Structural Complexity of Multi-Valued Partial Functions Computed by Nondeterministic Pushdown Automata

TL;DR

This paper explores the structural properties and hierarchies of multi-valued partial functions computed by nondeterministic pushdown automata, revealing differences from context-free languages and analyzing complexity aspects.

Contribution

It provides a systematic study of CFL functions, including their containments, separations, and hierarchies via relativization and Boolean operations, and examines their computational complexity.

Findings

Turing relativization constructs a hierarchy of CFL functions.

Distinct behaviors of CFL functions compared to context-free languages.

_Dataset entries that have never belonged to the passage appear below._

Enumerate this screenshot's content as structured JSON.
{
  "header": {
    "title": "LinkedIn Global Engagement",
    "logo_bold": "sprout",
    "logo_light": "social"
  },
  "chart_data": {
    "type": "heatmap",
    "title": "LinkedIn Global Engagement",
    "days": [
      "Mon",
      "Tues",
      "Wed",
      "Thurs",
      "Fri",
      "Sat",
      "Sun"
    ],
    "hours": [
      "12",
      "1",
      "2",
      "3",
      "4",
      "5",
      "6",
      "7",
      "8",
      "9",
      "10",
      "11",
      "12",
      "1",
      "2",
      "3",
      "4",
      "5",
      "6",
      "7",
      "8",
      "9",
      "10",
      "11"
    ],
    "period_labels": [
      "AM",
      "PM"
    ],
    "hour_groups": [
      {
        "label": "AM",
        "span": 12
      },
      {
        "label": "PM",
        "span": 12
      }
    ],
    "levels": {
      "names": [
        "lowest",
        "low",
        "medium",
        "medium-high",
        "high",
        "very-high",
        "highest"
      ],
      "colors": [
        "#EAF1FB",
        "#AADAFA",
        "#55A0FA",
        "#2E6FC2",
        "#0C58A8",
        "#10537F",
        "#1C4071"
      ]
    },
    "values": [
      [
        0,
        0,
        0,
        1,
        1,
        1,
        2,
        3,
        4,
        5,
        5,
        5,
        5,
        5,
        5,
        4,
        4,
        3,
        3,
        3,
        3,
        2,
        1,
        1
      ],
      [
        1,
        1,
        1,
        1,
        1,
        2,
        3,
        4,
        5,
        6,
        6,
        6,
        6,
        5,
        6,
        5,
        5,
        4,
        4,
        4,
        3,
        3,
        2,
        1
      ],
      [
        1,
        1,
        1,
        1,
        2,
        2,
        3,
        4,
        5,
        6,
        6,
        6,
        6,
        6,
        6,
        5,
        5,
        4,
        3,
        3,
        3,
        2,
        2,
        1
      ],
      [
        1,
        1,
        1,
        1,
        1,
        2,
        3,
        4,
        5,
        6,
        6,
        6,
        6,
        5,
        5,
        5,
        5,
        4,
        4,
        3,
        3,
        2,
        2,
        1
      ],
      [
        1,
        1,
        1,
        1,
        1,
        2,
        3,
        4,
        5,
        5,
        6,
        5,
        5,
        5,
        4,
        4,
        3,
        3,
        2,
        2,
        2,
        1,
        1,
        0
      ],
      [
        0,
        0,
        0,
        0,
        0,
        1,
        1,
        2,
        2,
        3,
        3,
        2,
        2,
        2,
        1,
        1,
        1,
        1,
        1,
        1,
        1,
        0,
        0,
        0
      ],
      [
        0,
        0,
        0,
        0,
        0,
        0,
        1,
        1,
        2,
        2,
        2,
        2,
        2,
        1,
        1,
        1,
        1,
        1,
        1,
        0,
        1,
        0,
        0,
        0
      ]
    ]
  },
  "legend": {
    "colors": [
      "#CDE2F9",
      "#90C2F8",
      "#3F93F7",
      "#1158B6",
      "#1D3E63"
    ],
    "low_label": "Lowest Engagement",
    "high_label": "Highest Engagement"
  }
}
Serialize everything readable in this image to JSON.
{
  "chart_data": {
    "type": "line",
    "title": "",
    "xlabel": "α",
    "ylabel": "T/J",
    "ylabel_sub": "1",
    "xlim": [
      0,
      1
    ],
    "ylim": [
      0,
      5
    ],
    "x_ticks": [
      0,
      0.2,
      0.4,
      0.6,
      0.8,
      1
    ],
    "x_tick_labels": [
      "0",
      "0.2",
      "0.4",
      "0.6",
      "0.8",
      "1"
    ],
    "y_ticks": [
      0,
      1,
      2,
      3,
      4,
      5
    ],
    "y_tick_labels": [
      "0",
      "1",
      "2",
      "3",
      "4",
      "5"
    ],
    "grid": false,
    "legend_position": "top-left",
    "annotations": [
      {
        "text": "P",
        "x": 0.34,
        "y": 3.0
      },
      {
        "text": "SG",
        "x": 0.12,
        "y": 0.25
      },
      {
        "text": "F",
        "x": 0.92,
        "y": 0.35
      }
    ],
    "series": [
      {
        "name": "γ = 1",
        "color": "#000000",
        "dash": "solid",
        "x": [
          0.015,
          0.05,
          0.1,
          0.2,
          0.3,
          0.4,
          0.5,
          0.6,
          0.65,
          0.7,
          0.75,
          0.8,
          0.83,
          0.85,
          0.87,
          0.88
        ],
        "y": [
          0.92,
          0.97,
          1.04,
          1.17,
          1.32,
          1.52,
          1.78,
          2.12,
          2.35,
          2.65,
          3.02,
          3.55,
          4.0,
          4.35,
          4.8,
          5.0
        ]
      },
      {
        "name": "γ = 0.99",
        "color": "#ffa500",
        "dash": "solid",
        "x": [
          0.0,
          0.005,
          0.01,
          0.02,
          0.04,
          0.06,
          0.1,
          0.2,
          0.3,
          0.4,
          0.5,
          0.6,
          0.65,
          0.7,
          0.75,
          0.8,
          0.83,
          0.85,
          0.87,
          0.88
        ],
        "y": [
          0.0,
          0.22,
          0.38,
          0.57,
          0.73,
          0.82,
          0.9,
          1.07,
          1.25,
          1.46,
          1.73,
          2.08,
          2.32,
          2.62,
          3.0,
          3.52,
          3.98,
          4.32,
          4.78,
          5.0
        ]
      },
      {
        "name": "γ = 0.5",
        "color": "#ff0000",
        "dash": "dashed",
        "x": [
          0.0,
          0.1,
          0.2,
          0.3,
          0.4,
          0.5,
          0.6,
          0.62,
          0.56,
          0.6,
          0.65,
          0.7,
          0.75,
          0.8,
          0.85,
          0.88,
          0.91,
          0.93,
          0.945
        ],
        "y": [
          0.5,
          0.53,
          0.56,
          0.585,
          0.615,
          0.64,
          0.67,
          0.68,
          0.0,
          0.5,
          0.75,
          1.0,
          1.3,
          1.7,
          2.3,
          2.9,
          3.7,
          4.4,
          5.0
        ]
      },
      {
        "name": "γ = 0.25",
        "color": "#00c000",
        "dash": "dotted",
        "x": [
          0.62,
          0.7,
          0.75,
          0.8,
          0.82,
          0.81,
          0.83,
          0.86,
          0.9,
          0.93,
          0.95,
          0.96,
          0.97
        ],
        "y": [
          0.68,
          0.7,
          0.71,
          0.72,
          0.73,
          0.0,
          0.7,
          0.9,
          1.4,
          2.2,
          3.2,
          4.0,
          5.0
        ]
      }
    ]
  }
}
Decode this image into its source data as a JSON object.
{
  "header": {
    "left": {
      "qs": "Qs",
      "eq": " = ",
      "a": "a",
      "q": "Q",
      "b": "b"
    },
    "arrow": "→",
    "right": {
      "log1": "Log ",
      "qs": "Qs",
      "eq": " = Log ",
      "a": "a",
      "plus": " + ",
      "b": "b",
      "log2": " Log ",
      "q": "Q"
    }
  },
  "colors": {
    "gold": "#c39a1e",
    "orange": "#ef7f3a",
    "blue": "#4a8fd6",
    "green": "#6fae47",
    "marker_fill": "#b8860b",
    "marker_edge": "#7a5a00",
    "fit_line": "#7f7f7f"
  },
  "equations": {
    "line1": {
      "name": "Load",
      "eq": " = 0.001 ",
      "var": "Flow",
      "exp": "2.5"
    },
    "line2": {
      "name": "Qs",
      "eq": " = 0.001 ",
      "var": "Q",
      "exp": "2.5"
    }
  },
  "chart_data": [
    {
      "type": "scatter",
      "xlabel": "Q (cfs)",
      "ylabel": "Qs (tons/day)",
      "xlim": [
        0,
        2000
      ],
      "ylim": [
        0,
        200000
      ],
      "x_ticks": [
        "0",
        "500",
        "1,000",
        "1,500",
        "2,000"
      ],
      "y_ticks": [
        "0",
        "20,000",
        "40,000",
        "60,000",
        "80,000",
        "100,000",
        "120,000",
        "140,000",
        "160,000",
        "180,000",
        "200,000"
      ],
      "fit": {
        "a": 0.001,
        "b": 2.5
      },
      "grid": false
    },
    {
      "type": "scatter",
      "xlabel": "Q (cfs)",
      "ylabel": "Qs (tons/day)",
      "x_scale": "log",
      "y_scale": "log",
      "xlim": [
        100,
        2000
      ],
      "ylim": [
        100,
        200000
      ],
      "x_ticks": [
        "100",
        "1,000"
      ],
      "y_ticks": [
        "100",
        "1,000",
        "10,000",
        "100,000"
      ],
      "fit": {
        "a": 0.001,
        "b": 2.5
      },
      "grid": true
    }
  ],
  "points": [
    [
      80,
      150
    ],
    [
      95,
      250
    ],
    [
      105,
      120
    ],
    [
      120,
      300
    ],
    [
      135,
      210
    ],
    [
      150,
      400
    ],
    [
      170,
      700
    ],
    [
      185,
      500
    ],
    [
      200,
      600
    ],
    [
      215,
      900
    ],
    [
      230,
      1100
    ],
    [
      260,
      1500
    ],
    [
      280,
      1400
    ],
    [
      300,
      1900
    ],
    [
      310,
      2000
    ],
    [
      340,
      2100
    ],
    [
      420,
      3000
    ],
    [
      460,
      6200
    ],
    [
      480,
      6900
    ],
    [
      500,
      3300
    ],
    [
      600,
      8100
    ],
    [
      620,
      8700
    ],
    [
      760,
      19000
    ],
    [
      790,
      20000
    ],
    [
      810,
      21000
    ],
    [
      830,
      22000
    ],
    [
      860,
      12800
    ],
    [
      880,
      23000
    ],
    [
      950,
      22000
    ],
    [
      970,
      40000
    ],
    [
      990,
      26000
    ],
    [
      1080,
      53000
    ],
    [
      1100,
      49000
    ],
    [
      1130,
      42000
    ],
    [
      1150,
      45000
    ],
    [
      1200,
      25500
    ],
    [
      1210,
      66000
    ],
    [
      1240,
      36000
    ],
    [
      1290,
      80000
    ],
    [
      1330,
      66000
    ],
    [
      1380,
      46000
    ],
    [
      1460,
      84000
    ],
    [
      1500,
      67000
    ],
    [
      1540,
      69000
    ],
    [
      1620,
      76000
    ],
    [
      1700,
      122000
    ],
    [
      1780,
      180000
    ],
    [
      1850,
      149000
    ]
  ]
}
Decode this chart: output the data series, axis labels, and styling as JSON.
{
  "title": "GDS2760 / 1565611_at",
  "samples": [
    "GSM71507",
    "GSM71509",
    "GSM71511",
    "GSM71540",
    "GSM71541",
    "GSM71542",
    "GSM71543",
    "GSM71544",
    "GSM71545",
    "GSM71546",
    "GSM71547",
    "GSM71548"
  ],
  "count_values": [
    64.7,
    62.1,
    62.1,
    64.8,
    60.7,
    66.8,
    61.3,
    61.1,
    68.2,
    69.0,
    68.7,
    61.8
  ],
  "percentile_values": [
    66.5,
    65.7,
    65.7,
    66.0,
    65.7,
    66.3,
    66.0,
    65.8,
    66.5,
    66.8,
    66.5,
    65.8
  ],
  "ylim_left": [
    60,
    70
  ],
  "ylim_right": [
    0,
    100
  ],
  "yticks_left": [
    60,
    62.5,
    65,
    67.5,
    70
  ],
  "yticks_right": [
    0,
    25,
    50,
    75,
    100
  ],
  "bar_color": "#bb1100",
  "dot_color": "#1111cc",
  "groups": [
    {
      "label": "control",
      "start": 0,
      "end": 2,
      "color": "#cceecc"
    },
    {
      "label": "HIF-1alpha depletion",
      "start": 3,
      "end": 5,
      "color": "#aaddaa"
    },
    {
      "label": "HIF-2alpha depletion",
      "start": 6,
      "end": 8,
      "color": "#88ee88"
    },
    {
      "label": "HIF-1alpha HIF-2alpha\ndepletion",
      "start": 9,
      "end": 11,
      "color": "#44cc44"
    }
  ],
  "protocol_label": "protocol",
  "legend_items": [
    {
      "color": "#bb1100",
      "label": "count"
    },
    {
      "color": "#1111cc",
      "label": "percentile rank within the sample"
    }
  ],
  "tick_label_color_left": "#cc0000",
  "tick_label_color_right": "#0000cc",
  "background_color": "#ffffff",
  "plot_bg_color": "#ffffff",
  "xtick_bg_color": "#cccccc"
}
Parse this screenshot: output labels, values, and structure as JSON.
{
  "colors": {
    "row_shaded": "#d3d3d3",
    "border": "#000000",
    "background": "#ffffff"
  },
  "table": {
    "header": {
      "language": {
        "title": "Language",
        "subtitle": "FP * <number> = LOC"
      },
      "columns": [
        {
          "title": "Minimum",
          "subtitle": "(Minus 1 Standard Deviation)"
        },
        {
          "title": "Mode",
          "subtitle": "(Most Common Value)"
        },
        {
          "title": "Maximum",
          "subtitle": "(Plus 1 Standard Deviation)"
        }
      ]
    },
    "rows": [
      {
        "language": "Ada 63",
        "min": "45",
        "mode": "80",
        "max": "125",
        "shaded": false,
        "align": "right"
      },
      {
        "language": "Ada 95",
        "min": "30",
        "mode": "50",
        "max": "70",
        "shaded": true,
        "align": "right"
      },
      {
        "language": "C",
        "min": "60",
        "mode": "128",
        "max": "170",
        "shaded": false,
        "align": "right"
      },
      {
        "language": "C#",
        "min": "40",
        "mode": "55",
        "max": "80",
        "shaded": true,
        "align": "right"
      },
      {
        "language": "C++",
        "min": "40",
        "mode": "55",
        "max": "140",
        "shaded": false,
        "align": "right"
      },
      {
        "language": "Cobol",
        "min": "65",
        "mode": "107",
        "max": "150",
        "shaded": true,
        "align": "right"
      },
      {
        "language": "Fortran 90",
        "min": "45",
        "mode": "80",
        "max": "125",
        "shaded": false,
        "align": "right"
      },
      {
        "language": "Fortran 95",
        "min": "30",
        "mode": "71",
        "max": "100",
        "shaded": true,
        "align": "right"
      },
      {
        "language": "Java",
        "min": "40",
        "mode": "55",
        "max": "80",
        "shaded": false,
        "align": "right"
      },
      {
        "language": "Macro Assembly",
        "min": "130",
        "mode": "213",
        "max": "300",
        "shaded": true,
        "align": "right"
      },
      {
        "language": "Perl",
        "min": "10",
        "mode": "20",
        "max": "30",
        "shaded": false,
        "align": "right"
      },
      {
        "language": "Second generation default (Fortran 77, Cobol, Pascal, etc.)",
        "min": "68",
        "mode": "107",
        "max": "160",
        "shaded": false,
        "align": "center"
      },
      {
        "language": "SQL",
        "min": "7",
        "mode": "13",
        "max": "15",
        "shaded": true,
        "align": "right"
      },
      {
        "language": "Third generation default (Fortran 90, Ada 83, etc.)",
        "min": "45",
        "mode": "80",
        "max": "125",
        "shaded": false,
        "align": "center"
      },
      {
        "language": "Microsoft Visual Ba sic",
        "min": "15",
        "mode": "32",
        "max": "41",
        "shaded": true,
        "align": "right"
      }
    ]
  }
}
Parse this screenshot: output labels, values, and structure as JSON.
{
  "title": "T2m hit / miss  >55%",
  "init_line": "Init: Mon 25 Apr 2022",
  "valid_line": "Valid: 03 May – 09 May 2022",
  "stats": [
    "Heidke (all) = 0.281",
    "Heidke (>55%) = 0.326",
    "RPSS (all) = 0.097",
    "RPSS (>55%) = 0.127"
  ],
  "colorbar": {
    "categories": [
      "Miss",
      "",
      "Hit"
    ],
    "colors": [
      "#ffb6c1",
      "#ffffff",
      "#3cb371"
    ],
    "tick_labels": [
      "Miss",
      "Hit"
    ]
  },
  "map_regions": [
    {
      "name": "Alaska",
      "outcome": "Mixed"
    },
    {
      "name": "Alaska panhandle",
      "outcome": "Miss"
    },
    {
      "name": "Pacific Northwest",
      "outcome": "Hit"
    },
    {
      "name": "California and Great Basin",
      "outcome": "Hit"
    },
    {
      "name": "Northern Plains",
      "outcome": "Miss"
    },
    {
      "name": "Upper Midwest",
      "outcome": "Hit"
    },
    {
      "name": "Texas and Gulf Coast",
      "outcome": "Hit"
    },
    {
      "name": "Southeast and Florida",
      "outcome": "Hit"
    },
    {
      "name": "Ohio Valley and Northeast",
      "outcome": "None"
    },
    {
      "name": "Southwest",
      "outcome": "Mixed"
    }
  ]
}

Analysis of optimization functions' complexity and their language relationships.

Abstract

This paper continues a systematic and comprehensive study on the structural properties of CFL functions, which are in general multi-valued partial functions computed by one-way one-head nondeterministic pushdown automata equipped with write-only output tapes (or pushdown transducers), where CFL refers to a relevance to context-free languages. The CFL functions tend to behave quite differently from their corresponding context-free languages. We extensively discuss containments, separations, and refinements among various classes of functions obtained from the CFL functions by applying Boolean operations, functional composition, many-one relativization, and Turing relativization. In particular, Turing relativization helps construct a hierarchy over the class of CFL functions. We also analyze the computational complexity of optimization functions, which are to find optimal values of CFL functions, and discuss their relationships to the associated languages.